Lando is slipping into the void of things he can’t let himself think about. Every little memory sends parallel shocks of joy and nausea through him. He wants to hold onto those golden early moments, cherish them, but he thinks he might be poisoning them: their first kiss, their first I love you, the time they ███████ ████████████████ ████ █████████ ██████.
⁂
He supposes he’s lucky to be racing at a time when sports psychology and mental training are no longer hushed, dirty words, the domain of weak, broken drivers who have cracked under pressure. Still, the team sent him to this doctor to get performance. They’re only paying the bill as long as it takes milliseconds off his lap times.
“So why are you here today?” the doctor asks, smiling gently. A block of ice forms in his stomach. It would be so much easier if this were just another stop on the driver assembly line, a standardized die-cutter that would indiscriminately trim off his unwanted, ragged edges.
The office is smaller than the ones he’s seen in movies.
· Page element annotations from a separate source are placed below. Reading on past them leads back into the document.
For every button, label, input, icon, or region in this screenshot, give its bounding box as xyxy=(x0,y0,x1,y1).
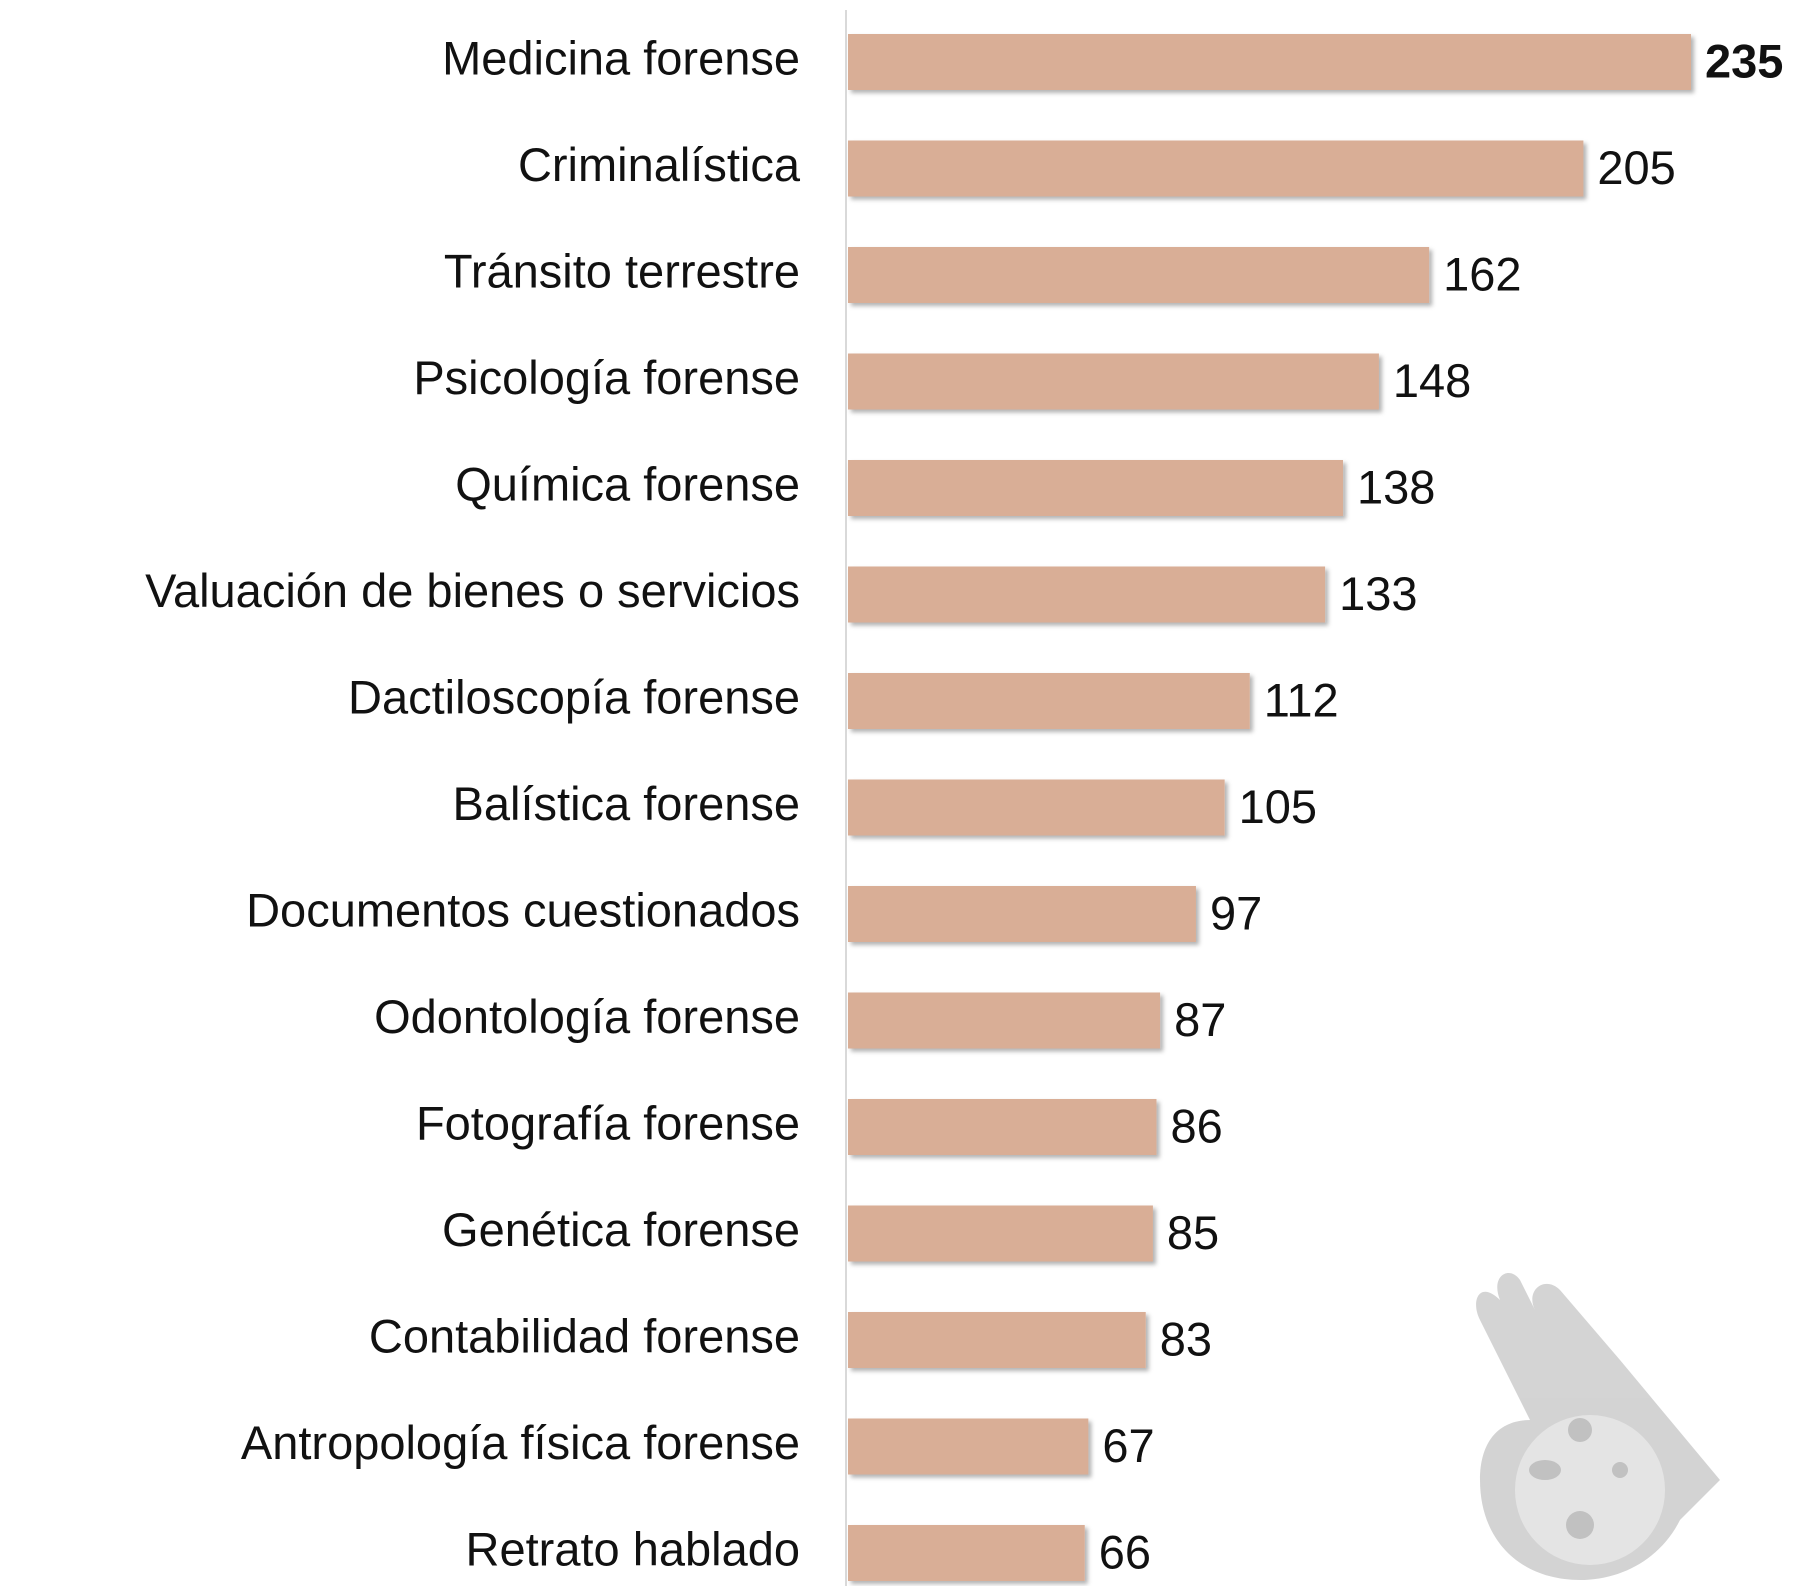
category-label: Genética forense xyxy=(442,1203,800,1256)
category-label: Valuación de bienes o servicios xyxy=(145,564,800,617)
category-label: Antropología física forense xyxy=(241,1416,800,1469)
value-label: 66 xyxy=(1099,1525,1151,1578)
value-label: 205 xyxy=(1597,141,1675,194)
category-label: Tránsito terrestre xyxy=(444,244,800,297)
category-label: Fotografía forense xyxy=(416,1096,800,1149)
value-label: 138 xyxy=(1357,460,1435,513)
bar xyxy=(848,779,1225,836)
category-label: Contabilidad forense xyxy=(369,1309,800,1362)
category-label: Documentos cuestionados xyxy=(246,883,800,936)
value-label: 97 xyxy=(1210,886,1262,939)
bar xyxy=(848,1205,1153,1262)
value-label: 85 xyxy=(1167,1206,1219,1259)
bar xyxy=(848,1312,1146,1368)
bar xyxy=(848,992,1161,1049)
bar xyxy=(848,1099,1157,1155)
bar xyxy=(848,673,1250,729)
bar xyxy=(848,460,1344,516)
value-label: 235 xyxy=(1705,34,1783,87)
bar xyxy=(848,1525,1085,1581)
category-label: Química forense xyxy=(455,457,800,510)
bar xyxy=(848,886,1196,942)
value-label: 87 xyxy=(1174,993,1226,1046)
category-label: Medicina forense xyxy=(442,31,800,84)
category-label: Criminalística xyxy=(518,138,801,191)
watermark-icon xyxy=(1476,1272,1720,1580)
bar xyxy=(848,566,1326,623)
value-label: 105 xyxy=(1239,780,1317,833)
bar xyxy=(848,353,1379,410)
category-label: Retrato hablado xyxy=(466,1522,800,1575)
value-label: 67 xyxy=(1102,1419,1154,1472)
value-label: 83 xyxy=(1160,1312,1212,1365)
value-label: 148 xyxy=(1393,354,1471,407)
value-label: 86 xyxy=(1171,1099,1223,1152)
bar xyxy=(848,247,1430,303)
bar xyxy=(848,1418,1089,1475)
category-label: Dactiloscopía forense xyxy=(348,670,800,723)
bar xyxy=(848,34,1691,90)
value-label: 162 xyxy=(1443,247,1521,300)
category-label: Balística forense xyxy=(453,777,800,830)
bar xyxy=(848,140,1584,197)
value-label: 112 xyxy=(1264,673,1339,726)
value-label: 133 xyxy=(1339,567,1417,620)
category-label: Odontología forense xyxy=(374,990,800,1043)
category-label: Psicología forense xyxy=(413,351,800,404)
If he opens his mouth it’s all going to come pouring out, filling up the room, drowning them both. Can’t she just talk at him and fix him that way? He’s a good learner, it wouldn’t be that hard.
Carlos stares at the worn Persian carpet on the floor. The doctor seems more than happy to wait.
He’s done scarier things than this. He’s driven a rally car at max speed over loose gravel, whipped it around in the sheer faith that the back end will bite in enough to stop him tumbling down the side of the mountain. He’s risked his career on a stupid crush. How dangerous could a few words be in comparison?
“I, um, I have weird thoughts sometimes. And I can’t stop them. It’s been very distracting.” Now that doesn’t sound so bad does it? Plenty of people have anxiety. They just meditate or take a pill or something and they can get back to work. He can be one of those people. Normality can be a few concrete steps away. He pictures Lando, beaming at him from across the pillows, his hair a mess. He imagines what freedom would feel like, and he thinks it would be kissing Lando like he’s always wanted to: without feeling like a liar.
“Weird how?”
Carlos steels himself with a deep breath and turns to face the black mass that hangs over his shoulder.